Melakukan pembayaran merupakan bagian transaksi jual beli yang merupakan hak penjual sekaligus merupakan kewajiban pembeli. Pembayaran bisa terlaksana dengan mudah karena manusia sudah menemukan alat pembayaran berupa "uang". Walaupun metode pembayarannya berbeda2, misal menggunakan credit card, debit card, ataupun tunai (cash money), Â tetapi instrumennya tetap satu yaitu uang. Di negara Republik Indonesia mata uang yang diakui dan sah sebagai alat pembayaran, dinamakan Rupiah.
Sejauh pembayaran untuk kebutuhan personal yang nominalnya relatif sedikit, sebatas kapasitas dompet, melakukan pembayaran secara tunai tidaklah sulit. Kesulitan akan terjadi apabila mulai berbelanja kebutuhan perusahaan yang nominalnya ratusan juta bahkan miliaran rupiah. Kebutuhan cara pembayaran lain merupakan suatu keniscayaan. Sangat tidak praktis untuk melakukan pembayaran kebutuhan perusahaan sejumlah ratusan juta atau miliaran dengan uang kontan (cash money). Selain tidak praktis juga tidak aman, bisa mengundang kejahatan perampokan.

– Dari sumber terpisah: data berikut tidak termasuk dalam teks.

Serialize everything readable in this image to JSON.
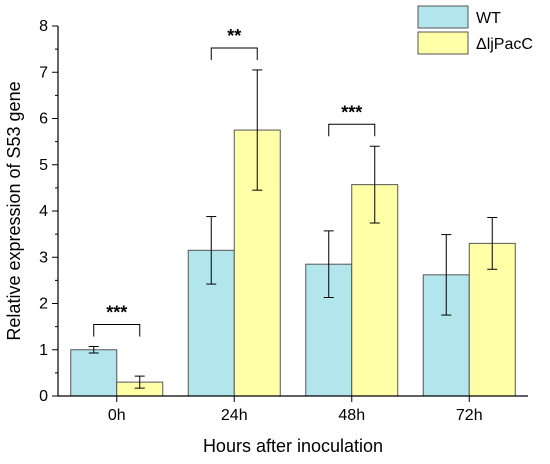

Salah satu alternatif mengatasi kesulitan demikian dan sekaligus merupakan solusi adalah melakukan pembayaran dengan menggunakan cek (cheqque). Cek adalah perintah tanpa syarat kepada Bank untuk melakukan pembayaran dalam jumlah tertentu dari pemilik rekening. Hanya dengan selembar cek yang ukurannya tak lebih luas dari uang Rp 1000,-, bisa melakukan pembayaran nominal sebesar ratusan juta bahkan miliaran rupiah. Kesulitan akan membawa uang tunai dalam jumlah banyak dengan volume besar dan berat teratasi. Masak mau melakukan pembayaran 10 miliar rupiah, mesti digotong uangnya dengan truk kecil? Tidak perlu, hanya dengan membawa selembar cek yang bisa disimpan di kantong atau tas kecil, kemudian menyerahkan  kepada penjual, kesulitan langsung teratasi. Hal yang lebih penting lagi pembayaran aman dari perampokan dan kehilangan. Cek atas tunjuk, adalah jenis cek dengan cara menuliskan nama entity yang berhak menerimanya. Walaupun cek atas tunjuk tidak sengaja tercecer ditemukan orang lain atau lebih parah lagi dicopet orang, bukanlah suatu masalah. Pencuri atau penemu cek tidak akan bisa mencairkan cek tersebut di bank penerbit cek. Cek hanya bisa dicairkan atau dikirim via kliring Bank Indonesia ke rekening yang entity yang namanya tercantum di permukaan lembar cek.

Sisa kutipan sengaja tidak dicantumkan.